As far as I’m concerned the jury is out on Trump. Time will tell whether he’s an effective president or not. But the criticism of him seems withering and, understandably, backs him and his administration into a corner. They become defensive and hence we now have something called “alternative facts;” their way of explaining their position.
Actually, I don’t care if President Obama’s inauguration was bigger than Trumps. It certainly doesn’t deserve the attention the media is giving it, or, for that matter, Trump and his detracters are giving it. In physical attendance I’m sure Obama’s inauguration was bigger. The media has worn us out proving it with comparable pictures of the National Mall. Obama made history. He broke the color barrier, and that in itself generated a much larger than usual crowd. But the Trump camp argues that with the Internet, 24-hour news and social media like we have this day and time, people from all around the world watched his inauguration. My question is, “Who cares?” This is a non-issue.
The popular vote is another point pounded on by the media and anti-Trumpers that’s a non-issue. It really is irrelevant who had the most votes with the system we use to elect our president. It’s happened before and it will happen again, unless we tamper with our election process, which could lead to some serious, unintended consequences.
But Trump is equally bad in arguing he did win the popular vote when you subtract, as he claims, all those who voted illegally.
Trump is not your typical president. He’s thin-skinned; he utilizes social media to make his point and publicly chastises those who criticize him.
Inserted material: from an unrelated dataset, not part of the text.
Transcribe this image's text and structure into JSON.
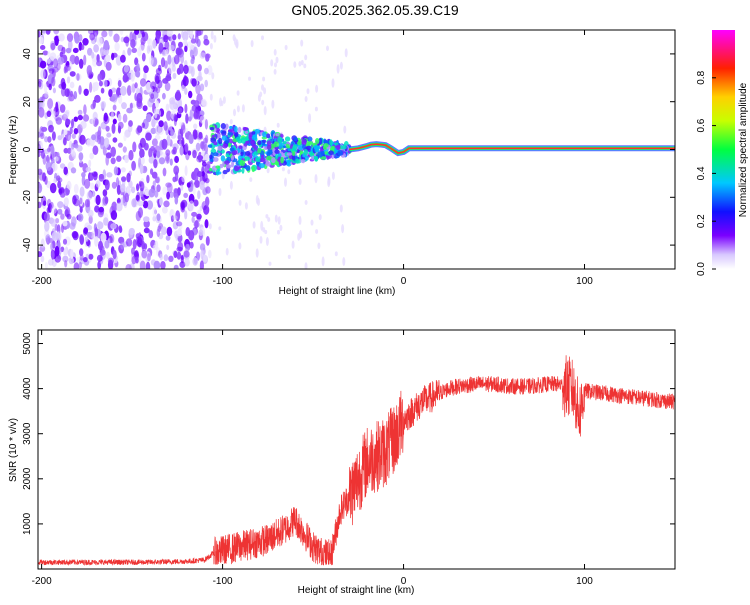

He has no foreign policy experience and lacks knowledge on domestic affairs as well.
But he’s surrounding himself with very successful people who obviously are not in it for the money. Money is not important to them. No, they are in it for a different reason.
It could be ego or power, but I want to believe these people sincerely want to do something good for their country, to leave a legacy other than their abilities to run mega-corporations and make billions of bucks. Call me an optimist.
Democrats and all those who are agonizing over Trump’s presidency and fear the loss of hard fought issues during the next four years should have taken his candidacy more seriously when it counted. Women are marching because they feel their rights are being threatened. But half the women voters in the country voted for Trump. Of the two million women marchers, and all the protesters during Trump’s inauguration weekend, I wonder how many actually voted.
In my opinion, the Democratic Party lost the election because it caters to two extremes, the very rich and the very poor. They ignore the enormous middle class that exists between these two extremes: the NASCAR fans, the Duck Dynasty-watchers, the everyday Joe and Susie Schmoe who work hard to support their family. That’s where Trump stepped in. They are the voters who put him over the top. They are who the Democrats need to get in touch with again.
So, we need to all calm down, and instead of agonizing over a president who takes everything personally, we need to see where the country is headed first. Because as upset as you may get about his policymaking, there is always someone who is just as pleased.
To the victor go the spoils. Clinton supporters need to accept that. In four years we’ll do it all over again.